High Performance Storage Solution for PostgreSQL Database in Virtual Environment, Boosted by xiRAID Engine and Kioxia PCIe5 Drives

by Sergey Platonov
March 1, 2024

Download the white paper
Back to all posts

Objectives

PostgreSQL is a highly popular open-source database due to its rich feature set, robust performance, and flexible data handling. It is used everywhere from small websites to large-scale enterprise applications, attracting users with its object-relational capabilities, advanced indexing, and strong security. However, to truly unleash its potential, PostgreSQL demands fast storage. Its transactional nature and ability to handle large datasets require low latency and high throughput. This is why pairing PostgreSQL with fast storage solutions is crucial for optimizing performance, minimizing downtime, and ensuring seamless data access for demanding workloads.
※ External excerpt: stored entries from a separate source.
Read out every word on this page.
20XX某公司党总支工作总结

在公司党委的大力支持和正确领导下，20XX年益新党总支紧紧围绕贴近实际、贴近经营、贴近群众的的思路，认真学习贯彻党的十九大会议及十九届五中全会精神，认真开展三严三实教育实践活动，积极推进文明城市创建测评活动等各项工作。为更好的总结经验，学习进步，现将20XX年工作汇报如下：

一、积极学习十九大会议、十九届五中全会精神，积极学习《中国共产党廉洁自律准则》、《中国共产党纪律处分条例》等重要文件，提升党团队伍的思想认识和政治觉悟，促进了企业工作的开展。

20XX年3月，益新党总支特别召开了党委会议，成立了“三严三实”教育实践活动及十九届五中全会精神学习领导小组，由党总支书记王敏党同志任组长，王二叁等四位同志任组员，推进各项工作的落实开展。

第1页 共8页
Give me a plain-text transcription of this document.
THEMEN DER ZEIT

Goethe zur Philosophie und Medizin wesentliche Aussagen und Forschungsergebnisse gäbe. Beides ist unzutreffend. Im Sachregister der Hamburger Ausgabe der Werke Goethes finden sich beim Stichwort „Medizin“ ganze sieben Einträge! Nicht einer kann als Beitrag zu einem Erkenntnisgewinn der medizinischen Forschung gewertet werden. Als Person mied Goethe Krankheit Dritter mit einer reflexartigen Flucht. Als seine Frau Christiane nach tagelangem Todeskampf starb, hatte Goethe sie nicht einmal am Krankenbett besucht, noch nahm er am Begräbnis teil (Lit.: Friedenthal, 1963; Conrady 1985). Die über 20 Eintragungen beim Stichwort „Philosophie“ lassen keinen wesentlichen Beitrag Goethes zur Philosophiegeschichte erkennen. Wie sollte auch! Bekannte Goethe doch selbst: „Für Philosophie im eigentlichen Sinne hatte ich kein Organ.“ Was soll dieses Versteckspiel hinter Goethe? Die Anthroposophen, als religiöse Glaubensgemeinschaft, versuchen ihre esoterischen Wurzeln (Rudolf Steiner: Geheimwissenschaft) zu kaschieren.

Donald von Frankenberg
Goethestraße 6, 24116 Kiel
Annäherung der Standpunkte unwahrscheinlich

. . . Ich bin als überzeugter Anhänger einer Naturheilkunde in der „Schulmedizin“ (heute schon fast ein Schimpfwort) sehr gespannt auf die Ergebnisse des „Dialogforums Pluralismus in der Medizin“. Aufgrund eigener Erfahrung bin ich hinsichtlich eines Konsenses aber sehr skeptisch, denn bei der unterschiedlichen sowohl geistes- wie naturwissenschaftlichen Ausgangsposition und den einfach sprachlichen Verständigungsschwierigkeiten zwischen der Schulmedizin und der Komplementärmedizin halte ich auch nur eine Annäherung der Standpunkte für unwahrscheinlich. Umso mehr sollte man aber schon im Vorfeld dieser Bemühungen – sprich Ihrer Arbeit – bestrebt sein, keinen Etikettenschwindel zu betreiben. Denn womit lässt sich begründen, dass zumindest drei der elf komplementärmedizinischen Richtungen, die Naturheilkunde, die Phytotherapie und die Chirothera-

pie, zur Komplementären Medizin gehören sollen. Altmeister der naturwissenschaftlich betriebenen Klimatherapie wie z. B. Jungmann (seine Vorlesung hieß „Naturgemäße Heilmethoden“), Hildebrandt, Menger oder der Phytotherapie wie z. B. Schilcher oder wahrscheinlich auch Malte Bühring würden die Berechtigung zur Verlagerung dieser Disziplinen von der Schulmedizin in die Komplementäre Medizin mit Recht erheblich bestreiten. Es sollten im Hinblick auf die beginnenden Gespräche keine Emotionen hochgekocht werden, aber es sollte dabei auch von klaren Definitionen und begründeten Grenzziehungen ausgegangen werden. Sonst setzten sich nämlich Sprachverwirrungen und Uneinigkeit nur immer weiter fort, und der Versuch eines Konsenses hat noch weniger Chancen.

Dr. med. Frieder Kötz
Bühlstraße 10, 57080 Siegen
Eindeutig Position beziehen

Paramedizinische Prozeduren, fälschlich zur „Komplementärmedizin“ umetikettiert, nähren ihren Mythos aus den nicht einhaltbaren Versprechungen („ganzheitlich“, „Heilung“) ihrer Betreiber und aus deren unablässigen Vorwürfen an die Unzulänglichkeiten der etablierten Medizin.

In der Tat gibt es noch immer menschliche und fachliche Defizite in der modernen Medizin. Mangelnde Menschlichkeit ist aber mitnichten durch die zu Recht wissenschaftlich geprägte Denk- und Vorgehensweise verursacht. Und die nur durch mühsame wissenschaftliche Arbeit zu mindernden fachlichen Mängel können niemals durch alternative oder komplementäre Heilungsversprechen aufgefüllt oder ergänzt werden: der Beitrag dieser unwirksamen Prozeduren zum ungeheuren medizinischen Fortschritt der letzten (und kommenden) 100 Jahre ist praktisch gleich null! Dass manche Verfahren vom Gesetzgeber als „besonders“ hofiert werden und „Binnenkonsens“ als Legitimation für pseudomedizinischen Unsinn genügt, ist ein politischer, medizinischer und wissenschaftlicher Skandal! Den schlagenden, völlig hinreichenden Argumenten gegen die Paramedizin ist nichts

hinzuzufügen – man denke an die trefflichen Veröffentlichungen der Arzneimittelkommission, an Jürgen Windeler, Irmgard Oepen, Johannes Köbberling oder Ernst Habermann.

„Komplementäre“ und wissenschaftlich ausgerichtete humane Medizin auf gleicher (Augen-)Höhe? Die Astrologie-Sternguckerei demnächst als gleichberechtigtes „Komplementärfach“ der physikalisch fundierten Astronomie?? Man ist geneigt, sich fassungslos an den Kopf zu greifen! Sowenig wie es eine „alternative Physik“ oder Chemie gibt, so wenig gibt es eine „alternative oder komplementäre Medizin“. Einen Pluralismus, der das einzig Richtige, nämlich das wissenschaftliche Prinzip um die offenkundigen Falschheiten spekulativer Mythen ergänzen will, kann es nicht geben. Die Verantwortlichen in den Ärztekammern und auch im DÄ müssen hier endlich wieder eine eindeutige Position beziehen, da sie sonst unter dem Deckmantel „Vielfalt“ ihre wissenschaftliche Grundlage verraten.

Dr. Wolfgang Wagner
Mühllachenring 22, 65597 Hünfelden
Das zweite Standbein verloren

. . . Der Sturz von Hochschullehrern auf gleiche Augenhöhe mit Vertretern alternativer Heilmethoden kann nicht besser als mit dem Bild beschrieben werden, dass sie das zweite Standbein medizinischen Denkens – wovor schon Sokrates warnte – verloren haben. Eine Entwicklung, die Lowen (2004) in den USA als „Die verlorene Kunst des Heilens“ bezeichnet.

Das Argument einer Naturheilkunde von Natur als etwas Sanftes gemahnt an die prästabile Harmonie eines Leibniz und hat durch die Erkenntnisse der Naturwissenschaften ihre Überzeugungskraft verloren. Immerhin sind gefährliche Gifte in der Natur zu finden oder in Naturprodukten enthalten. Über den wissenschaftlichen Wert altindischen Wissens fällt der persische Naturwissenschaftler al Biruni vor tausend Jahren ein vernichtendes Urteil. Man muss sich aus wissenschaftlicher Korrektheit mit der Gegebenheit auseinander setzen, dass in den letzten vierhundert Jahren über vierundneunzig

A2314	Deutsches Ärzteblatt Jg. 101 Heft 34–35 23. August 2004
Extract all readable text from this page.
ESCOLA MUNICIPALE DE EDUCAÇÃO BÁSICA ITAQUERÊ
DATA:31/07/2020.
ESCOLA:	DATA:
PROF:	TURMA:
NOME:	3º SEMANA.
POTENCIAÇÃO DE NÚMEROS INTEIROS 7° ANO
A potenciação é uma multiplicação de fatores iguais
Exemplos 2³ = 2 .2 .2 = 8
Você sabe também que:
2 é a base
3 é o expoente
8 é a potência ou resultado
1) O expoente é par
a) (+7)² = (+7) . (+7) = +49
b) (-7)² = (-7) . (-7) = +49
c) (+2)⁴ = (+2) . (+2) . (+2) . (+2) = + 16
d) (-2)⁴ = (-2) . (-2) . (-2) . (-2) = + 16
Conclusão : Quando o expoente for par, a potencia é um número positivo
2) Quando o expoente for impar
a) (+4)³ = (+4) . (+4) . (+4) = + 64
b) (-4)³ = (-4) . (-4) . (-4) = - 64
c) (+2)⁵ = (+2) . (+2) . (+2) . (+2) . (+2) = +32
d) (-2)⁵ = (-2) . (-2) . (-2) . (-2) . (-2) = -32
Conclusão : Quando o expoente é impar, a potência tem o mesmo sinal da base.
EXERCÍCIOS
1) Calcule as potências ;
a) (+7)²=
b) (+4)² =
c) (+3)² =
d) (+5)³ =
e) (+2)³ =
For flexibility, scalability and cost optimization, it is preferrable to run PostgreSQL on Virtual Machines, especially in development and testing environments. But sometimes, Virtualization introduces an abstraction layer that can lead to performance overhead compared to running directly on bare metal. On the other hand, using just bare metal leads to non-optimal usage of the CPU and storage resources, because one application typically doesn’t fully utilize the bare metal server performance.

In this document, we’ll look at the optimal way to provide high performance to PostgreSQL in a virtualized environment.

With this goal, we are comparing the performance of vHOST Kernel Target with Mdadm against SPDK vhost-blk target protected by Xinnor’s xiRAID Opus.

Mdadm, which stands for "Multiple Devices Administration", is a software tool used in Linux systems to manage software RAID (Redundant Array of Independent Disks) configurations. Unlike hardware RAID controllers, mdadm relies on the computer's CPU and software to achieve data redundancy and performance improvements across multiple physical disks.

XiRAID Opus (Optimized Performance in User Space) is a high-performance software RAID engine based on the SPDK libraries, designed specifically for NVMe storage devices.

We are focusing the benchmark on software RAID, as hardware RAID has only 16 PCIe lanes, meaning that by the design the performance is limited to the one of maximum 4 NVMe drives per controller, which is not sufficient for PostgreSQL applications.

As testing tool, we employed the pgbench utility and conducted tests on all three built-in scripts: tpcb-like, simple-update, and select-only. The script details are provided in Appendix 2.

Test Setup

Hardware Configuration:

  • Motherboard: Supermicro H13DSH
  • CPU: Dual AMD EPYC 9534 64-Core Processors
  • Memory: 773,672 MB
  • Drives: 10xKIOXIA KCMYXVUG3T20

Software Configuration:

  • OS: Ubuntu 22.04.3 LTS
  • Kernel: Version 5.15.0-91-generic
  • xiRAID Opus: Version xnr-1077
  • QEMU Emulator: Version 6.2.0

RAID Configuration:

Two RAID groups (4+1 configuration) were created utilizing drives on 2 independent NUMA nodes. The stripe size was set to 64K. A full RAID initialization was conducted prior to benchmarking.

Each RAID group was divided into 7 segments, with each segment being allocated to a virtual machine via a dedicated vhost controller.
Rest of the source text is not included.